Hack’s early days set the pace for his later life. After several unsuccessful underage attempts to join the military during World War II, he was able to sign on as a Merchant Marine and sailed to the Pacific theater of war. After concluding that adventure, he enlisted in the post-war Army, still underage, in 1946. His first assignment saw him guarding the contested northeastern Italian border under the tutelage of many World War II infantry veterans.
Brief skirmishes with Yugoslav communist guerrillas were his first introduction to combat. By October 1950, Hackworth landed in Korea just in time for the second communist onslaught in the new war, this time with a massive Chinese army along with North Koreans. During his two tours in Korea, he earned three Silver Star medals for valor, three Purple Hearts, and a battlefield commission to lieutenant. He finished up the war as a captain and left the Army. Bored with civilian life, he returned to the Army in 1956.
Despite volunteering for advisor duty in Vietnam in the early 1960s, he did not make it to that war until 1965, as a major with the 101st Airborne Division “Screaming Eagles”. It was during this first tour that Hack began his crusade to revise Army tactics, designed for European battlefields, which were murderous to the soldiers struggling against the highly experienced North Vietnamese Army and Viet Cong guerillas.
After fighting in the same “successful,” larger campaign that included the battle in the Ia Drang Valley made famous by the book and movie We Were Soldiers, Hack realized the Vietnamese enemy learned from every action, every mistake and were masters of turning the last success of U.S. forces into the next defeat for them. His revelations and subsequent experiences in his battlefield laboratory led to the Army’s publication of his Vietnam Primer, intended for officers arriving in Vietnam to hit the ground running with tactics that worked. Much to his dismay, and despite continued intense efforts over several more tours in Vietnam, his lessons were largely ignored, resulting in the heavy casualties and futile efforts of the U.S. military in Vietnam.

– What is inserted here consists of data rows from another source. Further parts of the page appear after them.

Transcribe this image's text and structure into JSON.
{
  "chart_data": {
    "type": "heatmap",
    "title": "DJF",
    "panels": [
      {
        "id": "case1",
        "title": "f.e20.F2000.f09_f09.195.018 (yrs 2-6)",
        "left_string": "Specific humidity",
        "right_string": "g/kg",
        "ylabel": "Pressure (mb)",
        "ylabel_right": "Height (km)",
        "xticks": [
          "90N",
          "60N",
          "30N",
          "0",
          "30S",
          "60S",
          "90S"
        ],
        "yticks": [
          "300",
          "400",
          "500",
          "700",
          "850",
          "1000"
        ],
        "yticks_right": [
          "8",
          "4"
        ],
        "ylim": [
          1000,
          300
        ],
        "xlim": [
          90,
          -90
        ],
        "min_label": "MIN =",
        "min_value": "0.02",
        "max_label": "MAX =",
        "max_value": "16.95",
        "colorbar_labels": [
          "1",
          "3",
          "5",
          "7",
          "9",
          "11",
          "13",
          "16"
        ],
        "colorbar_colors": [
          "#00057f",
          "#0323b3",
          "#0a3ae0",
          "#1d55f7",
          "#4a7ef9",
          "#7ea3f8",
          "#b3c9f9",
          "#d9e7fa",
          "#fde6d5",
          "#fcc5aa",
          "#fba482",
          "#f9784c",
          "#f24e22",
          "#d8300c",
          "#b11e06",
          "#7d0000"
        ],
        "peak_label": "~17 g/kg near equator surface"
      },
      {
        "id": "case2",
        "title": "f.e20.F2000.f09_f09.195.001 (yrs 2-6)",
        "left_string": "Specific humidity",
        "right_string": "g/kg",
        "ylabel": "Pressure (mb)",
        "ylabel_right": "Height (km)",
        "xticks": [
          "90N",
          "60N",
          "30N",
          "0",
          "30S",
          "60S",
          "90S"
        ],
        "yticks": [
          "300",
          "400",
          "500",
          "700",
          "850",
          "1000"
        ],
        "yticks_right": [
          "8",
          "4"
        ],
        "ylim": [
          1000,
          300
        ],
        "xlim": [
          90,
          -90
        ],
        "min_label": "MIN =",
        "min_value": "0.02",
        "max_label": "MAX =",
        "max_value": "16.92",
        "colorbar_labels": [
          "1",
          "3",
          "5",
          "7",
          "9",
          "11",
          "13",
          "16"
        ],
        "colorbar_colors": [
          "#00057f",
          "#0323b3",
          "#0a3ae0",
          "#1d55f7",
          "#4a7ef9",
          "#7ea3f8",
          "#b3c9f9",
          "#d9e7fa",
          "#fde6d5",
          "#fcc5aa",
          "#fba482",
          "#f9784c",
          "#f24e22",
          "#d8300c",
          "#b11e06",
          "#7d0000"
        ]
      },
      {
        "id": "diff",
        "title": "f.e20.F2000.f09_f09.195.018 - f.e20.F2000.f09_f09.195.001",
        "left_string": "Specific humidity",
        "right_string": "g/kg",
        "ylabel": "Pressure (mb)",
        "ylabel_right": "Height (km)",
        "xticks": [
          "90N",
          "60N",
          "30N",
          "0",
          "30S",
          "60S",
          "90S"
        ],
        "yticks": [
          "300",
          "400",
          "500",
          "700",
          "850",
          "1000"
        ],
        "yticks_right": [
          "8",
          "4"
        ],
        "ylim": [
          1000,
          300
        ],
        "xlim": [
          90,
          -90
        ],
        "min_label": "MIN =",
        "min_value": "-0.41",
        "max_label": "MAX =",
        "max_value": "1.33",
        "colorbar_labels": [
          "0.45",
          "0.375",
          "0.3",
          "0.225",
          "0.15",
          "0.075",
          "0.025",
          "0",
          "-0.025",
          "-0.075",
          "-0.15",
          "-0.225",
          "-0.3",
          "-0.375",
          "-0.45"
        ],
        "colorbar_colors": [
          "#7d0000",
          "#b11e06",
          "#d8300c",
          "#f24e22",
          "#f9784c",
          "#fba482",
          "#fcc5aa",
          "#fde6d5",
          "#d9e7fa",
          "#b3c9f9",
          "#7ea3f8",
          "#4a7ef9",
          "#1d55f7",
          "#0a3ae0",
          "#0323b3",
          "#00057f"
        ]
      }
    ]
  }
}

Also, during this time, he racked up two Distinguished Service Crosses (the Army’s highest award for valor) seven more Silver Stars, numerous other awards for valor, and seven more Purple Hearts, and was promoted to full colonel. Any consequences from his increasingly abrasive outspokenness were mitigated by his valor and the effectiveness of the soldiers under his command, until his decision to “tell it like it is” to America in that fateful TV interview. The Army briefly considered submitting Hack to a court martial, but opted not to highlight his accusations any further.
Not content to fade into obscurity, he became an anti-nuclear proponent in his newly-adopted homeland of Australia. He began to write about his experiences, eventually publishing several books, including a novel. He became a war correspondent, writing for The New York Times and Newsweek magazine, with the start of the first Gulf War in 1991 and then Somalia. Following 9/11, he continuously chided the U.S. military for making the same mistakes against the Iraqi insurgency and Afghan guerillas as they had in Vietnam.
Upon his death in May 2005, The New York Times published his obituary, including a reference to Hack being part of the composite character of the rogue Col. Kurtz, played by Marlon Brando in the movie Apocalypse Now. A few days later, they printed a correction, citing Hack instead as a model for the Lt. Col. Bill Kilgore character played by Robert Duvall. I think they were right both times.